Artikel 2.15 Evaluatie
Gedeputeerde Staten zenden in 2022 en vervolgens telkens na twee jaar aan Provinciale Staten een verslag over de werking van deze paragraaf in de praktijk.
Paragraaf 3 Stimulering toezicht energiebesparende maatregelen kantoorpanden
Artikel 3.1 Begripsbepalingen
In deze paragraaf wordt verstaan onder Asv: Algemene subsidieverordening Noord-Brabant.
Artikel 3.2 Doelgroep
Subsidie op grond van deze paragraaf kan worden aangevraagd door gemeenten.
Artikel 3.3 Subsidievorm
Gedeputeerde Staten verstrekken op grond van deze paragraaf projectsubsidies in de vorm van een geldbedrag.
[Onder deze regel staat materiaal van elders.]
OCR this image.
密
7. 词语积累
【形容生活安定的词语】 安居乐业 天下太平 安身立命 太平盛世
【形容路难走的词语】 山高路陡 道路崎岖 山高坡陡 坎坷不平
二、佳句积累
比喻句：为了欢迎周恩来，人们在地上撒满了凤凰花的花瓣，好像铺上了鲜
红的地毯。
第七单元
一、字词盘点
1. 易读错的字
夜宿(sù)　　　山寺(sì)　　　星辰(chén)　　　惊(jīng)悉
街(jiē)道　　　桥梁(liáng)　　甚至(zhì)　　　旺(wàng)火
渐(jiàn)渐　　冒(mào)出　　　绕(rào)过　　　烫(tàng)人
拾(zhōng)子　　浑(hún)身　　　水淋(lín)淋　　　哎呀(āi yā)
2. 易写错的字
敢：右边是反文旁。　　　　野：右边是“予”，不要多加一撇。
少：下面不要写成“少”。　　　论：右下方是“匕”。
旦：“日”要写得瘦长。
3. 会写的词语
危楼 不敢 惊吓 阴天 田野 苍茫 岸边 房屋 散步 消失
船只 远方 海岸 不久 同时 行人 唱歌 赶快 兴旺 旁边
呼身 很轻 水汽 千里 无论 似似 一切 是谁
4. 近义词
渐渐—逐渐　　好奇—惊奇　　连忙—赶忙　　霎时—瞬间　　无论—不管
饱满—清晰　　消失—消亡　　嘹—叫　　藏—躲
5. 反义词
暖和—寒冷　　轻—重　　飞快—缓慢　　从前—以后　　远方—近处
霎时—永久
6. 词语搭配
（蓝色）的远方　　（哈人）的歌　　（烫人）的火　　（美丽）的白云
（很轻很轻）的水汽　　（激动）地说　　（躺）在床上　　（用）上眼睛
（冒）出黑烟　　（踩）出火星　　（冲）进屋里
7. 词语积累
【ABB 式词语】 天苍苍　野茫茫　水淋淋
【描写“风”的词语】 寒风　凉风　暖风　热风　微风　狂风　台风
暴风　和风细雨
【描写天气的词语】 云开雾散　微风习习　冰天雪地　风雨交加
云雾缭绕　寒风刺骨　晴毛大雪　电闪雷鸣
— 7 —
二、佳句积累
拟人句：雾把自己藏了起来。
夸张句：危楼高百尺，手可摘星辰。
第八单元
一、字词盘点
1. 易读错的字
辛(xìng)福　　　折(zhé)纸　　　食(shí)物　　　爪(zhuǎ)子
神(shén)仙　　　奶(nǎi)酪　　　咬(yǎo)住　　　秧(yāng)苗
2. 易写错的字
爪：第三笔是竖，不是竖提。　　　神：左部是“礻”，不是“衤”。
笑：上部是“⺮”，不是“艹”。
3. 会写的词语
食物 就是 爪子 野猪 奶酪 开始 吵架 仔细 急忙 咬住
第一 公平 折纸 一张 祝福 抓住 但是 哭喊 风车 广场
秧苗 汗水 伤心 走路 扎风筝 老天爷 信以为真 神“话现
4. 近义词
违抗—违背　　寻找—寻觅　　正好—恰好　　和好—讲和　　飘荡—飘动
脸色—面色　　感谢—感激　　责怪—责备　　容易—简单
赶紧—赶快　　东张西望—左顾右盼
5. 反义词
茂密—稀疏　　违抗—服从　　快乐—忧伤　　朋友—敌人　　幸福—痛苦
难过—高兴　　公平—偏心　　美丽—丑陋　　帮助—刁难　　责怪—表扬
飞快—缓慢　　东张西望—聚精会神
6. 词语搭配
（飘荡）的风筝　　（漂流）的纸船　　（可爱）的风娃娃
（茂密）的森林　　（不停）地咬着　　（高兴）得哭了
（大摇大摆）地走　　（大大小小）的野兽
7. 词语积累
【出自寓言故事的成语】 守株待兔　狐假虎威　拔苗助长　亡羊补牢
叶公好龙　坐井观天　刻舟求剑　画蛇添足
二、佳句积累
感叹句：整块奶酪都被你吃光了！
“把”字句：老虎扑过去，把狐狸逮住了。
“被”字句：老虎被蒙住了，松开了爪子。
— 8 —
Artikel 3.4 Subsidiabele activiteiten
Subsidie kan worden verstrekt voor projecten gericht op het houden van toezicht op het nemen van energiebesparende maatregelen in kantoorpanden.
Artikel 3.5 Weigeringsgronden
Subsidie wordt geweigerd indien:
- a.
de aangevraagde subsidie minder bedraagt dan € 1.500; of
- b.
aan de subsidieaanvrager reeds subsidie is verstrekt op grond van deze paragraaf.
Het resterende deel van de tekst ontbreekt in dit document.